The syndrome of resistance to thyroid hormone (RTH) is caused by mutations in the thyroid hormone receptor β gene (THRB). The syndrome varies from asymptomatic to diffuse hypothyroidism, to pituitary-selective resistance with predominance of hyperthyroid signs and symptoms. The wide spectrum of clinical presentation is not completely attributable to specific THRB mutations. The THRB gene encodes two main isoforms, TR β1 which is widely distributed, and TR β2, whose expression is limited to the cochlea, retina, hypothalamus, and pituitary. Recent data demonstrated that in mice an intron enhancer region plays a critical role in the pituitary expression of the β2 isoform of the receptor. We thus hypothesized that polymorphisms in the human homologous region could modulate the pituitary expression of the mutated gene contributing to the clinical presentation of RTH.


Screening and in vitro characterization of polymorphisms of the intron enhancer region of the THRB gene in the index case of pituitary-selective RTH.

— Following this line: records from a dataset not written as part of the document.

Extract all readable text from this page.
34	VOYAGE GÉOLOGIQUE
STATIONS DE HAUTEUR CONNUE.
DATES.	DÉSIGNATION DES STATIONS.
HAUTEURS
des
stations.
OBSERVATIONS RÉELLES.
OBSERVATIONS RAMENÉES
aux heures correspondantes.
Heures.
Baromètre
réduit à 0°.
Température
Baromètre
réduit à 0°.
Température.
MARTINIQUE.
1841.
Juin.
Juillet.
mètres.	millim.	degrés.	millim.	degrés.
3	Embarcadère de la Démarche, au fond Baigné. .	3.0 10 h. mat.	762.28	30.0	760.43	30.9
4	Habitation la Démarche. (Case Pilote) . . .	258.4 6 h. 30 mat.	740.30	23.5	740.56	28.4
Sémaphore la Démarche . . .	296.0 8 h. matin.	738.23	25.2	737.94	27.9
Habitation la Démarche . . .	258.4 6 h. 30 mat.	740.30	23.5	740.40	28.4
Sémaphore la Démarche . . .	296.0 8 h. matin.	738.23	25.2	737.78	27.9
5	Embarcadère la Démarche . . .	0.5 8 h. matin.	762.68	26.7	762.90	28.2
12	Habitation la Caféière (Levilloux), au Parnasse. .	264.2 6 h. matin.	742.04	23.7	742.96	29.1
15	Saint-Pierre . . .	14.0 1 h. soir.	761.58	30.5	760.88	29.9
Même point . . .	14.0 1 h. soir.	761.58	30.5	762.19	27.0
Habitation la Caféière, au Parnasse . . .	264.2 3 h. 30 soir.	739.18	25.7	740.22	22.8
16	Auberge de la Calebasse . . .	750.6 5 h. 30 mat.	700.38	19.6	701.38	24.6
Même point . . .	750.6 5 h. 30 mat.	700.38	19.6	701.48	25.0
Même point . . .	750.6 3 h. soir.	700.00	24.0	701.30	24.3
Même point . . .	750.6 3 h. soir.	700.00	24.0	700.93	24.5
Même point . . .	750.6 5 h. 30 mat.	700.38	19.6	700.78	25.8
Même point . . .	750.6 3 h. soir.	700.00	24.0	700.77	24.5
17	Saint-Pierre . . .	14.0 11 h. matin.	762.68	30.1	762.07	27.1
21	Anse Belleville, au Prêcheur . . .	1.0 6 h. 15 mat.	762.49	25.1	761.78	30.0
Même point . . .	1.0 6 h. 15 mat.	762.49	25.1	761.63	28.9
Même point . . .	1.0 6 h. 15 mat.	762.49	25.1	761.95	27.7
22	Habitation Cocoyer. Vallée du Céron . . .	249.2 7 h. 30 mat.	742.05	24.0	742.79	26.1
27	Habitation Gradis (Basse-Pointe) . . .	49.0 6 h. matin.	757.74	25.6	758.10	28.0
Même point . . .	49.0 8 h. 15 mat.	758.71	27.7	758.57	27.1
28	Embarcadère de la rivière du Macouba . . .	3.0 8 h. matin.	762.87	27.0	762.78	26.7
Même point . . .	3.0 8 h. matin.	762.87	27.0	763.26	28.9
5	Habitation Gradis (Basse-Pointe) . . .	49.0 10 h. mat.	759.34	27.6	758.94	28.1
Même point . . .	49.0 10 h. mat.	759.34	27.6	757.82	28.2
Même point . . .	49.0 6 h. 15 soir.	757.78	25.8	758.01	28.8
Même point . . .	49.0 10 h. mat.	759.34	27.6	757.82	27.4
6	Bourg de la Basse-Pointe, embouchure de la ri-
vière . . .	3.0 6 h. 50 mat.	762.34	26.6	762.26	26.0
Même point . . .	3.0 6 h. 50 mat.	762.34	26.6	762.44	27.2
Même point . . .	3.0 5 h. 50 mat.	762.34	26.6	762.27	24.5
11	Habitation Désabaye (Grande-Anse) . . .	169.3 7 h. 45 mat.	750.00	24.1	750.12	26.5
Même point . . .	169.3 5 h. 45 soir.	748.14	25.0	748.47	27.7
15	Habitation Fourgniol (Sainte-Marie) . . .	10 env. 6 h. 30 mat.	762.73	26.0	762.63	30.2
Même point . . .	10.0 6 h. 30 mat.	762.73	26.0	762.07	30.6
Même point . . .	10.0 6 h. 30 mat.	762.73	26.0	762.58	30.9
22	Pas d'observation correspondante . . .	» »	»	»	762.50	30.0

The index case of pituitary-selective resistance is characterized by the missense R338W exon 9 mutation in cis with two common SNPs, rs2596623T and rs2596622C, located in the intron enhancer region of the THRB gene. Reporter gene assay experiments in GH3 pituitary-derived cells indicate that rs2596623T generates an increased pituitary cell-specific activity of the TR β2 promoter suggesting that rs2596623T leads to pituitary over-expression of the mutant allele.


The combined coding mutation and non-coding SNP therefore generate a tissue-specific dominant-negative condition recapitulating the patient's peculiar phenotype. This case illustrates the role of regulatory regions in modifying the clinical presentation of genetic diseases.